David P. Carbone, MD, PhD, director of the thoracic oncology center at The Ohio State University in Columbus, discusses the importance of biomarker testing in both lung cancer overall and non–small cell lung cancer specifically.
A practicing oncologist for more than 35 years, David P. Carbone, MD, PhD, directs the thoracic oncology center at The Ohio State University in Columbus. He is also a professor of internal medicine, coleader of the Translational Therapeutics Program, and president of the International Association for the Study of Lung Cancer, specializing in cancers of the chest, mostly lung cancer, mesothelioma, and thymoma. Here he discusses the importance of biomarker testing in both lung cancer overall and non–small cell lung cancer (NSCLC) specifically.
This transcript has been lightly edited for clarity.
Transcript
Can you discuss the importance of biomarker testing in lung cancer overall and specifically in NSCLC?
So the most common general type of lung cancer is non–small cell lung cancer, NSCLC, and biomarker testing has transformed the way we treat lung cancer from the days when we gave the same chemotherapy to everyone. Now, with biomarker testing, we have the ability to tailor the treatment to the patient and to the cancer in a way that results in highly effective therapies, often with very low toxicity. It's extremely important to do these sorts of tests before initiating any kind of therapy.
What biomarkers differ or overlap between early and late-stage lung cancers?
I suspect, as time goes on, the same biomarkers will be tested in both early- and late-stage disease. The only differences that we're seeing now are that the FDA approvals for drugs haven't kept up with the science in the early-stage disease like they've had an impact in advanced-stage disease right now. In the NCCN [National Comprehensive Cancer Network] guidelines, there are 8 or 9 different things that need to be tested for in non–small cell lung cancer in the advanced stage, but in the early stage, there's still relatively few approvals. I think in the early stage, the most important biomarkers are PD-L1, EGFR, and most recently, the approval for adjuvant alectinib for ALK fusion–positive resected lung cancer patients.
How are these test results interpreted across different stages of lung cancer?

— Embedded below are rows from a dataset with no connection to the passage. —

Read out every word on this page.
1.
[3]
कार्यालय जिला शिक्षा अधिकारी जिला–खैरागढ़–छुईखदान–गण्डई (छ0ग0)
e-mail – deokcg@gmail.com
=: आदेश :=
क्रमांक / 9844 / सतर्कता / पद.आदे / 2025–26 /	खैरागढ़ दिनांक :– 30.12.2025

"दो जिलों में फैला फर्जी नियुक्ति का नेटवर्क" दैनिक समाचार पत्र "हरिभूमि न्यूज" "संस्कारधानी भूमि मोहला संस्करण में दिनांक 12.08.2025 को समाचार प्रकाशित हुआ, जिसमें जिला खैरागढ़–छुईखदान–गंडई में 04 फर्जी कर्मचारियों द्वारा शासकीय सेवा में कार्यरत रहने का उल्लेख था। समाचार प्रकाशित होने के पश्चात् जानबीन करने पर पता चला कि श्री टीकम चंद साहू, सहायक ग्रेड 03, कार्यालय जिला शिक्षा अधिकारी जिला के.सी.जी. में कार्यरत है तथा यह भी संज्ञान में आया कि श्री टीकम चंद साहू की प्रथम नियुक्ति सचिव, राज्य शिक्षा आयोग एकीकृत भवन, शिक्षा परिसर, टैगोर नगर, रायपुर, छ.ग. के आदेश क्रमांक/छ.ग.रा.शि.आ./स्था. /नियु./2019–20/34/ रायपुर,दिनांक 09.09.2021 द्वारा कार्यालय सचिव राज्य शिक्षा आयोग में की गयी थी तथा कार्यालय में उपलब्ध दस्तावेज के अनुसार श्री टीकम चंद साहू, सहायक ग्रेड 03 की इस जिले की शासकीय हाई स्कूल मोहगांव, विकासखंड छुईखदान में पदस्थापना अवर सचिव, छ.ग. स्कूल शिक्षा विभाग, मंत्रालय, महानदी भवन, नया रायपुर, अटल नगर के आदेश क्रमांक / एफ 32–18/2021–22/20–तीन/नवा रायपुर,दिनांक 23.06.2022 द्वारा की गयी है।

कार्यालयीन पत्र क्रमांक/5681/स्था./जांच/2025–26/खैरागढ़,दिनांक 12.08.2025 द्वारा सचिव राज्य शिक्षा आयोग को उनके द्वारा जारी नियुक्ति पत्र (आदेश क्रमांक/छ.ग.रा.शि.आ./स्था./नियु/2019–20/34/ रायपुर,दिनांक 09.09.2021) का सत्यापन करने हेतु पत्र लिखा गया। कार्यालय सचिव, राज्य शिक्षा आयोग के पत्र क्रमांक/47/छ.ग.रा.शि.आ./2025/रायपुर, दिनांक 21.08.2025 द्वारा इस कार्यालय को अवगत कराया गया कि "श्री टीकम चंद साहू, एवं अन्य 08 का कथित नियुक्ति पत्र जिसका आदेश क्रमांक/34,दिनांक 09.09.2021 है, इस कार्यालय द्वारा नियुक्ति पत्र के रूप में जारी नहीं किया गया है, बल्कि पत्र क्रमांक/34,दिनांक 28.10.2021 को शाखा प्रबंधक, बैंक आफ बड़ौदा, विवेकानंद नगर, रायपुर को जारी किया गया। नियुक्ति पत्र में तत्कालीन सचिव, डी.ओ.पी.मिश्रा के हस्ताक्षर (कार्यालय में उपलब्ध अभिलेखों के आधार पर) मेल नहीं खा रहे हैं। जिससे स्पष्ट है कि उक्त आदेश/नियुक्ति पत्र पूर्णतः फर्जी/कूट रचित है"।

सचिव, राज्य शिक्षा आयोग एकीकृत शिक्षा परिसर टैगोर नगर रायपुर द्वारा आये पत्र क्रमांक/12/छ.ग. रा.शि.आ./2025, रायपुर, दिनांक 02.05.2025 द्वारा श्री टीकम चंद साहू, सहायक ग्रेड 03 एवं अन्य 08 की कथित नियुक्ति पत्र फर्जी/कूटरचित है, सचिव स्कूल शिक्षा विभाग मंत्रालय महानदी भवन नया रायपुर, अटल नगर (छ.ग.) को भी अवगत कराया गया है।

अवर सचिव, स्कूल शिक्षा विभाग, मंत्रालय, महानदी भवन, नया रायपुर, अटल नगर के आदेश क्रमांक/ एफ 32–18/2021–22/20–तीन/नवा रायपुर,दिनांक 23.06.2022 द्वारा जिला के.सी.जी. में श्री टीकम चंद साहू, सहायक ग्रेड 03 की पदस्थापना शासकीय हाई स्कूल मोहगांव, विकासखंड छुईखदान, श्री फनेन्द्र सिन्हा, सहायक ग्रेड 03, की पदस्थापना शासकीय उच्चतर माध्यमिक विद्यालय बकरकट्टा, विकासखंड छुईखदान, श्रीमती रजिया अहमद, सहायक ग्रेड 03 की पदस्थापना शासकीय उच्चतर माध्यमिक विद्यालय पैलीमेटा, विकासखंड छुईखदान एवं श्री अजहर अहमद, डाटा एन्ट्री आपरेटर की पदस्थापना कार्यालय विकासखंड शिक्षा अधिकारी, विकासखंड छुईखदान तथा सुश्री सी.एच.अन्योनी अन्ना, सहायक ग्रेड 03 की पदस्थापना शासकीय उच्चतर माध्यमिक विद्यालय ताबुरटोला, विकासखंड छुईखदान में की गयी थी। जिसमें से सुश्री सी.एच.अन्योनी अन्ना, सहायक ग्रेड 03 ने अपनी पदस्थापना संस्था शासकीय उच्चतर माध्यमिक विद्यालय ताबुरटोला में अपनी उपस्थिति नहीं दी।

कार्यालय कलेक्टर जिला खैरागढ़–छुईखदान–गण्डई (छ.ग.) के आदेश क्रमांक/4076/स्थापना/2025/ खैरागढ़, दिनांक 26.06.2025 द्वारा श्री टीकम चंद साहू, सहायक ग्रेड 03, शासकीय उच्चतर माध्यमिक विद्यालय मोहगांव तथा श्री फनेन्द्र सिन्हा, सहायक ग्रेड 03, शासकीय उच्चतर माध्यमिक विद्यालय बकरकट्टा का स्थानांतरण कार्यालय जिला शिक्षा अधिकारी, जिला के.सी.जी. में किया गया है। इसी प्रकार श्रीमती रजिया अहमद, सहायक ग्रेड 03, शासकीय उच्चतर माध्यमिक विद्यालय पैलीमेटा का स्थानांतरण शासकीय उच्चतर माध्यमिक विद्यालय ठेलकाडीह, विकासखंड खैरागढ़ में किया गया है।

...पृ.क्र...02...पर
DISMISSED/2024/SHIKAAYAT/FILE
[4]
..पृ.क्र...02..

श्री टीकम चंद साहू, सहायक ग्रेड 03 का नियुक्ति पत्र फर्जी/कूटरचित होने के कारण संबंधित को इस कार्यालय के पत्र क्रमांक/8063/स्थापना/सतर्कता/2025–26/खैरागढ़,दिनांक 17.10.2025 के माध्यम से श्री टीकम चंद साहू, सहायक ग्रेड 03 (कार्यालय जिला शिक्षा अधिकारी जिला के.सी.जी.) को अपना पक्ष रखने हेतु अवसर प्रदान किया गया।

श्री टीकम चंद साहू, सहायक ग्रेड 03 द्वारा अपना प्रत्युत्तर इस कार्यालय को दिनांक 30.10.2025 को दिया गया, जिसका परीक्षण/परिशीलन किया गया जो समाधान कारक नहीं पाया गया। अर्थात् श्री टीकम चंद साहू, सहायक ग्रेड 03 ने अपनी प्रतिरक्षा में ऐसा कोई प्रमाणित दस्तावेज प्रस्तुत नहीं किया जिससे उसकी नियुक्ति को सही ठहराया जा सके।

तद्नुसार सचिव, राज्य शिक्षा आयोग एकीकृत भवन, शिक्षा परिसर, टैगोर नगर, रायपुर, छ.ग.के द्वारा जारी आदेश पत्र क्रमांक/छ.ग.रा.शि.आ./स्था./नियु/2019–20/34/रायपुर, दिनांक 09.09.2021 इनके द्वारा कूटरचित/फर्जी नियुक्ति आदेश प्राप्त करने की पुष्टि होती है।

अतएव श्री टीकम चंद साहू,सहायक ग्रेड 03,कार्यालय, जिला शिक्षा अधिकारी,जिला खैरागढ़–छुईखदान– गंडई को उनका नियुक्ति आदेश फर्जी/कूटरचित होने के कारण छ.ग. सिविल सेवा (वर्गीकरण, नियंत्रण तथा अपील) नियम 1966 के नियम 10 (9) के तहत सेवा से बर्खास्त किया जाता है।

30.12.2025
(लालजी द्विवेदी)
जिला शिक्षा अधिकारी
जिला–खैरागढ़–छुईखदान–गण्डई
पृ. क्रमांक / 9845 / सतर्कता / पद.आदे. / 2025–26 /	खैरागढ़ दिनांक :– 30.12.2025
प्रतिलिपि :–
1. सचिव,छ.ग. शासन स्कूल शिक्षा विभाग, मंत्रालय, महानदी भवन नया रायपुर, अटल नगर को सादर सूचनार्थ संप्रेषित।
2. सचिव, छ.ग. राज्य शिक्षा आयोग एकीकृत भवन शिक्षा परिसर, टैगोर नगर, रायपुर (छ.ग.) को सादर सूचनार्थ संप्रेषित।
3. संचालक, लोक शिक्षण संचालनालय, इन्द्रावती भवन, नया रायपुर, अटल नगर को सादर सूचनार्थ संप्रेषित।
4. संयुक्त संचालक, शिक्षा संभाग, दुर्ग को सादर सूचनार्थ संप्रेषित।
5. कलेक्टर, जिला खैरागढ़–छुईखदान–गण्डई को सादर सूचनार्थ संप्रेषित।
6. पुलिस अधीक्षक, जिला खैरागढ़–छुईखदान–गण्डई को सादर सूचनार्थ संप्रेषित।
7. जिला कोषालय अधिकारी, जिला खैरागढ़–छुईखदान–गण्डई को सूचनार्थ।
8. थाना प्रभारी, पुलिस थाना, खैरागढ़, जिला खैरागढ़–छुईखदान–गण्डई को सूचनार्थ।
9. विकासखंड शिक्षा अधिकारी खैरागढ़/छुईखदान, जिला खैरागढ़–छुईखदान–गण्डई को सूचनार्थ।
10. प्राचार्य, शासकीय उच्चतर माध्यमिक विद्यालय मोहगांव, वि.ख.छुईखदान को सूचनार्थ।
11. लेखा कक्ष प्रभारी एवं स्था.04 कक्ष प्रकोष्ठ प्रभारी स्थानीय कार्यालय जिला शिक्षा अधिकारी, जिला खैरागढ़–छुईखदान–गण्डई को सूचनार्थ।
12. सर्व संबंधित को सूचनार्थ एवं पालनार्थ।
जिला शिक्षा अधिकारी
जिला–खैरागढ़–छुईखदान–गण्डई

Well, they are used to select the appropriate therapies. For example, a patient with a high PD-L1, you would select an immunotherapy, and in a patient with ALK fusion–positive disease, you would select an ALK tyrosine kinase inhibitor. These are completely different therapies, and the expected outcomes from those treatments are dramatically different in those 2 different populations of patients. So as I said, it's important to do this testing, and most often now, testing is done by in a panel that tests for all of these things at the same time. And as you might expect, patients with newly diagnosed lung cancer of any stage are anxious to get treatment underway. So I think the panel testing is the way to go in both early- and late-stage disease.
How expansive are biomarker panels?
The biomarkers are fairly well specified and described in the NCCN guidelines. But there are many companies that do this testing, and they each have a slightly different test platform and different numbers of genes tested for, and the technology between the testing is different—DNA and RNA and other sorts of testing. Some institutions do their own testing. At Ohio State, we have an in-house panel that is quite effective at finding these abnormalities. So, there are vast differences between different tests, but in a well-performed test, the results should be the same no matter how you test for them. The issue is often that it takes some time. Our tests come back in 10 to 14 days. Other times it can even take 3 weeks or more.